I don't have any idea how to print only selected lines there. I used below codes to find the key pattern. But it will only print all the lines for the matched records. I just need selected lines as shown in the sample output above.

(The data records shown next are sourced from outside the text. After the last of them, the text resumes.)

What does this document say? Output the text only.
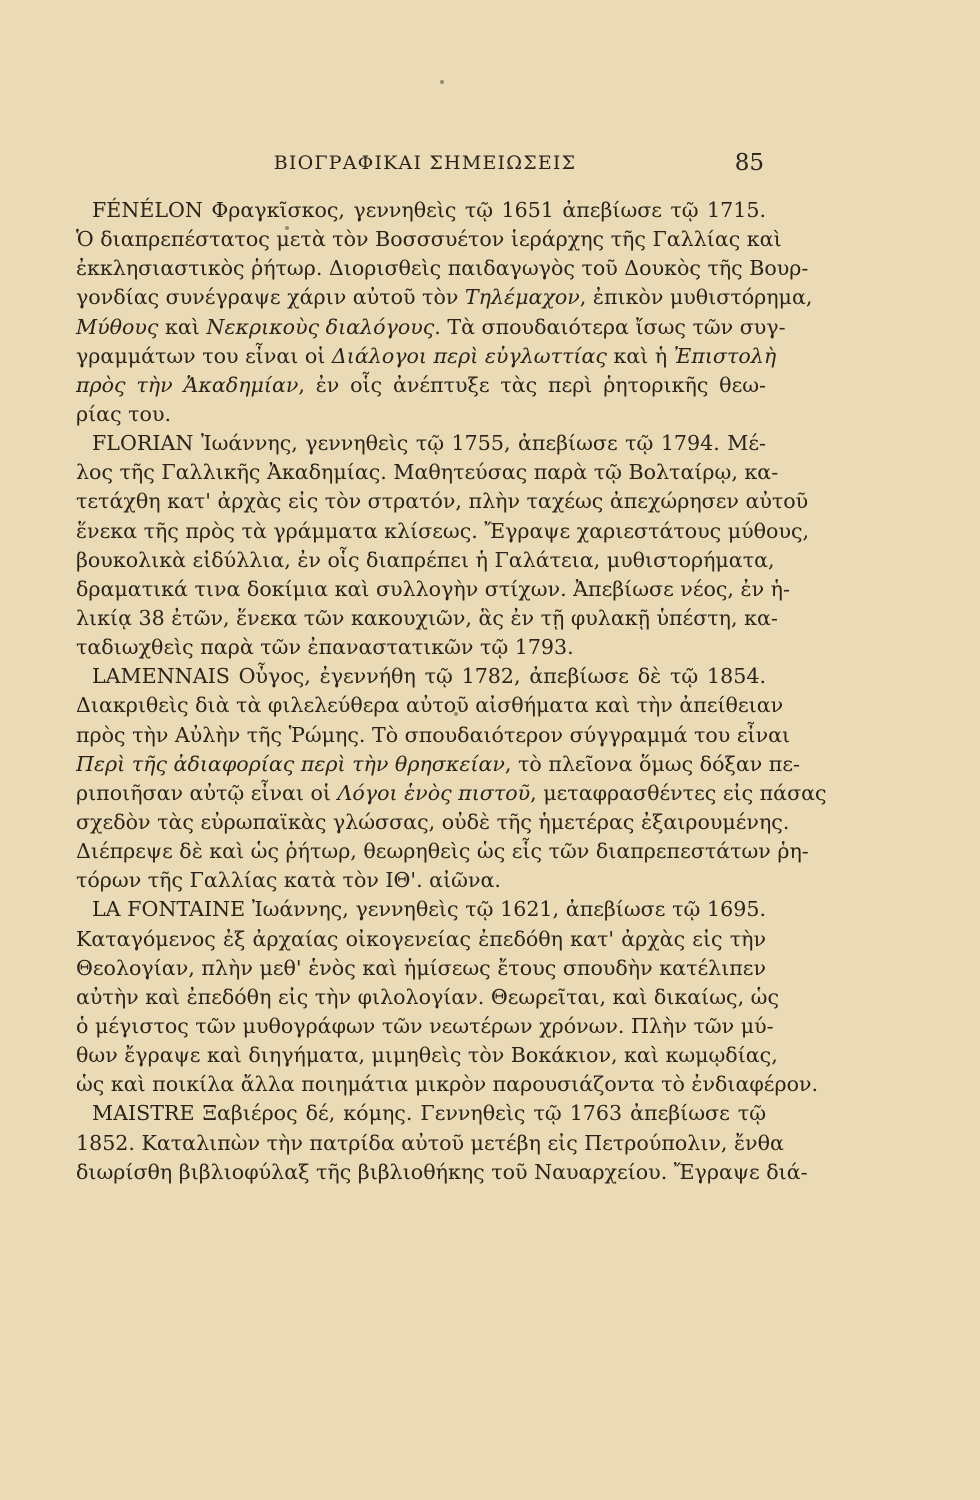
ΒΙΟΓΡΑΦΙΚΑΙ ΣΗΜΕΙΩΣΕΙΣ	85
FÉNÉLON Φραγκῖσκος, γεννηθεὶς τῷ 1651 ἀπεβίωσε τῷ 1715.
Ὁ διαπρεπέστατος μετὰ τὸν Βοσσσυέτον ἱεράρχης τῆς Γαλλίας καὶ
ἐκκλησιαστικὸς ῥήτωρ. Διορισθεὶς παιδαγωγὸς τοῦ Δουκὸς τῆς Βουρ-
γονδίας συνέγραψε χάριν αὐτοῦ τὸν Τηλέμαχον, ἐπικὸν μυθιστόρημα,
Μύθους καὶ Νεκρικοὺς διαλόγους. Τὰ σπουδαιότερα ἴσως τῶν συγ-
γραμμάτων του εἶναι οἱ Διάλογοι περὶ εὐγλωττίας καὶ ἡ Ἐπιστολὴ
πρὸς τὴν Ἀκαδημίαν, ἐν οἷς ἀνέπτυξε τὰς περὶ ῥητορικῆς θεω-
ρίας του.
FLORIAN Ἰωάννης, γεννηθεὶς τῷ 1755, ἀπεβίωσε τῷ 1794. Μέ-
λος τῆς Γαλλικῆς Ἀκαδημίας. Μαθητεύσας παρὰ τῷ Βολταίρῳ, κα-
τετάχθη κατ' ἀρχὰς εἰς τὸν στρατόν, πλὴν ταχέως ἀπεχώρησεν αὐτοῦ
ἕνεκα τῆς πρὸς τὰ γράμματα κλίσεως. Ἔγραψε χαριεστάτους μύθους,
βουκολικὰ εἰδύλλια, ἐν οἷς διαπρέπει ἡ Γαλάτεια, μυθιστορήματα,
δραματικά τινα δοκίμια καὶ συλλογὴν στίχων. Ἀπεβίωσε νέος, ἐν ἡ-
λικίᾳ 38 ἐτῶν, ἕνεκα τῶν κακουχιῶν, ἃς ἐν τῇ φυλακῇ ὑπέστη, κα-
ταδιωχθεὶς παρὰ τῶν ἐπαναστατικῶν τῷ 1793.
LAMENNAIS Οὖγος, ἐγεννήθη τῷ 1782, ἀπεβίωσε δὲ τῷ 1854.
Διακριθεὶς διὰ τὰ φιλελεύθερα αὐτοῦ αἰσθήματα καὶ τὴν ἀπείθειαν
πρὸς τὴν Αὐλὴν τῆς Ῥώμης. Τὸ σπουδαιότερον σύγγραμμά του εἶναι
Περὶ τῆς ἀδιαφορίας περὶ τὴν θρησκείαν, τὸ πλεῖονα ὅμως δόξαν πε-
ριποιῆσαν αὐτῷ εἶναι οἱ Λόγοι ἑνὸς πιστοῦ, μεταφρασθέντες εἰς πάσας
σχεδὸν τὰς εὐρωπαϊκὰς γλώσσας, οὐδὲ τῆς ἡμετέρας ἐξαιρουμένης.
Διέπρεψε δὲ καὶ ὡς ῥήτωρ, θεωρηθεὶς ὡς εἷς τῶν διαπρεπεστάτων ῥη-
τόρων τῆς Γαλλίας κατὰ τὸν ΙΘ'. αἰῶνα.
LA FONTAINE Ἰωάννης, γεννηθεὶς τῷ 1621, ἀπεβίωσε τῷ 1695.
Καταγόμενος ἐξ ἀρχαίας οἰκογενείας ἐπεδόθη κατ' ἀρχὰς εἰς τὴν
Θεολογίαν, πλὴν μεθ' ἑνὸς καὶ ἡμίσεως ἔτους σπουδὴν κατέλιπεν
αὐτὴν καὶ ἐπεδόθη εἰς τὴν φιλολογίαν. Θεωρεῖται, καὶ δικαίως, ὡς
ὁ μέγιστος τῶν μυθογράφων τῶν νεωτέρων χρόνων. Πλὴν τῶν μύ-
θων ἔγραψε καὶ διηγήματα, μιμηθεὶς τὸν Βοκάκιον, καὶ κωμῳδίας,
ὡς καὶ ποικίλα ἄλλα ποιημάτια μικρὸν παρουσιάζοντα τὸ ἐνδιαφέρον.
MAISTRE Ξαβιέρος δέ, κόμης. Γεννηθεὶς τῷ 1763 ἀπεβίωσε τῷ
1852. Καταλιπὼν τὴν πατρίδα αὐτοῦ μετέβη εἰς Πετρούπολιν, ἔνθα
διωρίσθη βιβλιοφύλαξ τῆς βιβλιοθήκης τοῦ Ναυαρχείου. Ἔγραψε διά-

awk '/##/{if(l)print s;l=0;s=$0;next}/subchannel/{l=1}{s=s RS $0}END{if(l)print s}' inputfile

would appreciate your kind help. Thanks.

How about this

awk '
BEGIN{
   for(i=split("ID ACC TOS TMA KAW FEA TT", k);i;i--) keep[k];
}
$1 in keep     { s=s "\n" $0 }
/^DOR[ \t]+TDP/{ s=s "\n" $0 }
$1=="COM" && /-@- Full Comment/ {
   s=s "\n" $0; getline
   s=s "\n" $0
}
/^FEA.*SUBCHAN/ { tt++ }
$1=="##"&&s {
   if(prn) print "##" s "\nTT   " tt
   s=""
   tt=prn=0
}
/^KAW.*subchannel/ {prn++}
END { print "##" } ' infile
2 Likes

Hi Chubler_XL,

The codes worked perfectly on my real data!. So, split function can be used to get selected lines. Thank you very much!. :b: